Чудно, что эта поездка в Нион так и осталась в тайне от всех. Это не была постыдная тайна: напротив, она сыграла роль юношеского сумасбродства, которым можно гордиться, хотя Герц в ту пору был уже отнюдь не молод. Явная неспособность Джози понять это укрепила его в желании оставить при себе эту тайну. Две дамы в черном… это воспоминание невозможно передать словами. Да и незачем было делиться им с Джози, которая вовсе не ждала от него никаких признаний. Чем меньше он ей рассказывал, тем, казалось, меньше она хотела знать. Смерть родителей и Фредди он тоже оставил себе. Ощутив всю меру своего одиночества, Герц разыскал ее, чтобы на короткий миг добиться ее понимания. Он стыдился этого больше, чем нионского эпизода. Она откликнулась — но, как человек «положительный», принялась уговаривать его заняться самыми разными видами деятельности, которые его нисколько не вдохновляли, и чуть ли не поздравила с тем, что он наконец обрел новый статус совершенно независимого и самостоятельного мужчины.

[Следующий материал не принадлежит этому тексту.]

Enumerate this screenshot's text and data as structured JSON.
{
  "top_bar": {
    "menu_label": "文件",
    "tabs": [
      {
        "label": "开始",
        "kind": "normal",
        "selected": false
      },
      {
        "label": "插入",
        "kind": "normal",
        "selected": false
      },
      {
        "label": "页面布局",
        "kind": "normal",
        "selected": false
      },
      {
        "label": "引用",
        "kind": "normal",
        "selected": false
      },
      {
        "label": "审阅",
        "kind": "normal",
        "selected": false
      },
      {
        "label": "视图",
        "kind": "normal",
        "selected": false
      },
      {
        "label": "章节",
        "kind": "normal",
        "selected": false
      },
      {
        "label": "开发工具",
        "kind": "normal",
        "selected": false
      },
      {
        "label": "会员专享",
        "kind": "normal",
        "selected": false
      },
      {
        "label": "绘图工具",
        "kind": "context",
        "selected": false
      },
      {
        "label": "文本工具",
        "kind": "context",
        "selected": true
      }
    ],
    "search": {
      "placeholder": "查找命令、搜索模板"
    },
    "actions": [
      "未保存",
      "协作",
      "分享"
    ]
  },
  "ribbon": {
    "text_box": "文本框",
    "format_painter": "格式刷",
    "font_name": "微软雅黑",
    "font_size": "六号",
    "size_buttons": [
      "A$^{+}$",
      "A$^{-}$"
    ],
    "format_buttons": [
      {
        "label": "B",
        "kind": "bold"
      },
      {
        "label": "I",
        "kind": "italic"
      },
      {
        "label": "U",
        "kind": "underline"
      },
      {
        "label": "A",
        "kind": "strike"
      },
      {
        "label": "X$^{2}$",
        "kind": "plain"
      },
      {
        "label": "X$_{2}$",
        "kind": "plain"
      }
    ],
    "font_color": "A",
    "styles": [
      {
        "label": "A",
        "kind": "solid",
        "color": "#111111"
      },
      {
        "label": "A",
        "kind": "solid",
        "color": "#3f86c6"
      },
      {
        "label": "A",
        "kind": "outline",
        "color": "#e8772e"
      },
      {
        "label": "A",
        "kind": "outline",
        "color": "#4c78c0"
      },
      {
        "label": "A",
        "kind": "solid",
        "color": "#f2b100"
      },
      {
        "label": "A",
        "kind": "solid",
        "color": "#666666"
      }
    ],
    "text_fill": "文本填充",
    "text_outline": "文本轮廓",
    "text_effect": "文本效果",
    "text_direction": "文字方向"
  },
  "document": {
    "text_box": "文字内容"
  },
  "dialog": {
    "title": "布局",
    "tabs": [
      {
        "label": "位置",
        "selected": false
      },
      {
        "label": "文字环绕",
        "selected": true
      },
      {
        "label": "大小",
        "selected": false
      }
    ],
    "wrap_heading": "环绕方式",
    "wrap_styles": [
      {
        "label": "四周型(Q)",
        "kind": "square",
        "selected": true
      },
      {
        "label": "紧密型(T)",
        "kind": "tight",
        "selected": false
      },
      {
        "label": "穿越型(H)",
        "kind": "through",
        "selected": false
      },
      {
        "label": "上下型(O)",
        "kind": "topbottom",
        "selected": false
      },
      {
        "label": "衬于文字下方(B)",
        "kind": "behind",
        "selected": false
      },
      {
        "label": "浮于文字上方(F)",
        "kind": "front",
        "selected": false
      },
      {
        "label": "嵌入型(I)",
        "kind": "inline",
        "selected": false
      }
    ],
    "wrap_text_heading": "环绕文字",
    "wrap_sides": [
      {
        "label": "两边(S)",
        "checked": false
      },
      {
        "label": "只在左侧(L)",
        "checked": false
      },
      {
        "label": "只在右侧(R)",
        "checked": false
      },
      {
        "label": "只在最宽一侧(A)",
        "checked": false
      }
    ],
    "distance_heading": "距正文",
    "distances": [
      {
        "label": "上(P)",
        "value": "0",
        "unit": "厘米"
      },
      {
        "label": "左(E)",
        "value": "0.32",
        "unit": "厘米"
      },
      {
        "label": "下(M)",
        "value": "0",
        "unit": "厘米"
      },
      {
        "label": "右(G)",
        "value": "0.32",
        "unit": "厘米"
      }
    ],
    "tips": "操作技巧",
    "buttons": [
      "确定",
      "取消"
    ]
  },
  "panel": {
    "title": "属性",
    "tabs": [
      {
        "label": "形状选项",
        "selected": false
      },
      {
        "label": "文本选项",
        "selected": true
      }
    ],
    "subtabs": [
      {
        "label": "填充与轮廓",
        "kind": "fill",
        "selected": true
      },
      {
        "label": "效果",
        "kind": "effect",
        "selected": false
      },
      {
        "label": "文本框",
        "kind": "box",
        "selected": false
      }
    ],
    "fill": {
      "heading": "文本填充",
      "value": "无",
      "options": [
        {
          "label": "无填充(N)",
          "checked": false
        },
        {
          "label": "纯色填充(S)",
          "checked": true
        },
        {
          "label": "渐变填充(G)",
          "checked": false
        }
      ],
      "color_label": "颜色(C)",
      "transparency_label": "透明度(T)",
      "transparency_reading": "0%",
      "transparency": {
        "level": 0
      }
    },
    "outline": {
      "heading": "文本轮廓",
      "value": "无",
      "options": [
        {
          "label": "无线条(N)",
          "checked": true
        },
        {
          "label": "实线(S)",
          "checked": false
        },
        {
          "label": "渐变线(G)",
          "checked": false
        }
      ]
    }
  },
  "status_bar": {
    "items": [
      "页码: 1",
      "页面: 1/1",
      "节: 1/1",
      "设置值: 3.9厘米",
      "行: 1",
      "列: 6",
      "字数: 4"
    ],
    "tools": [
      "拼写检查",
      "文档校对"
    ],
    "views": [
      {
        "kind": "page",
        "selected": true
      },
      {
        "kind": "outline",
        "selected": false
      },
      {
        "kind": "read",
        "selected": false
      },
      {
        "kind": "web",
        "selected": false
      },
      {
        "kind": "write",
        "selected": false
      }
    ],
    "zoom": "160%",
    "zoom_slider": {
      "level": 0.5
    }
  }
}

— Теперь ты можешь пожить для себя, — сказала она так, словно это был единственный вывод, который можно было сделать из всего сказанного.
Как раз в то время он и учредил традицию приглашать ее на обед. Три-четыре раза в год. Он считал, что это обязанность, долг светского человека — оставлять открытыми пути для общения. Хотя общения, как такового, не было. Ни смерть отца, ни смерть матери не было необходимости окрашивать в траурные тона: и ему и Джози было известно, что их смерть принесла облегчение. Облегчение, которое Джози приветствовала, но Юлиус — нет. Он по-прежнему чувствовал в своих руках их тяжелеющие ладони и в переносном смысле по-прежнему стоял у их изголовья. Поэтому каждый, кто не был рядом с ним в ту минуту, был ему чужим. Его скорбь и последовавшее за ней одиночество не являлись поводом для поздравлений.
После кофе они оба помягчели, сознавая, что это несколько разочаровывающее мероприятие близится к концу. Герц чувствовал себя виноватым, как будто это из-за него обычный дружеский разговор у них не состоялся и настроение у них неважное. Он понимал, что у Джози нет причин винить в этом себя; она вообще редко в чем-то себя винила — и совершенно правильно. Чувство вины — это не просто слабость; это заблуждение, из-за которого вся жизнь человека оказывается под сомнением. Сейчас ему уже было бы трудно найти с ней общий язык, и он поражался тому, что когда-то она приняла его таким, какой он есть, а точнее — таким, каким он ей представлялся: каким-то экзотическим, не похожим на других знакомых мужчин. Его положение изгнанника, которому она придавала больше значения, чем он сам в те дни, придавало ему романтический ореол — единственный романтический элемент, которым был наделен человек, насчет которого сам он не питал никаких иллюзий. Как же ему теперь наверстать упущенное время? Он был рад, что она не присутствовала при тех смертях, о которых, по правде сказать, она ничего не знала. Он позвонил ей сказать, что его родители умерли, и услышал в ответ лишь несколько слов ободрения, словно так и нужно реагировать на печальные известия. Он не смог бы объяснить ей, да и не пытался, каково ему было держать руку умирающей матери, знать, что конец ее уже близок, и хранить молчание, когда она шептала: «Фредди? Фредди?» А когда все было кончено, когда состоялась последняя смерть, когда он понял, что Фредди наконец навсегда ушел из его жизни, он и в самом деле почувствовал облегчение, но от этого облегчения веяло вечным покоем, словно и сам он умер. Он и сейчас продолжал чувствовать себя не как тот, кто выжил, хотя и это ощущение неизбежно присутствовало, а ассистентом смерти, с юных лет призванным присутствовать при обрядах ухода из жизни, не дающих даже малой надежды на возрождение. Вот почему он почти уже примирился со своим одиночеством, относясь к нему как к чему-то заслуженному, к чему-то родному и, более того, к чему-то такому, что уж точно его не подведет. Один он справлялся лучше, чем справился бы в обществе кого угодно.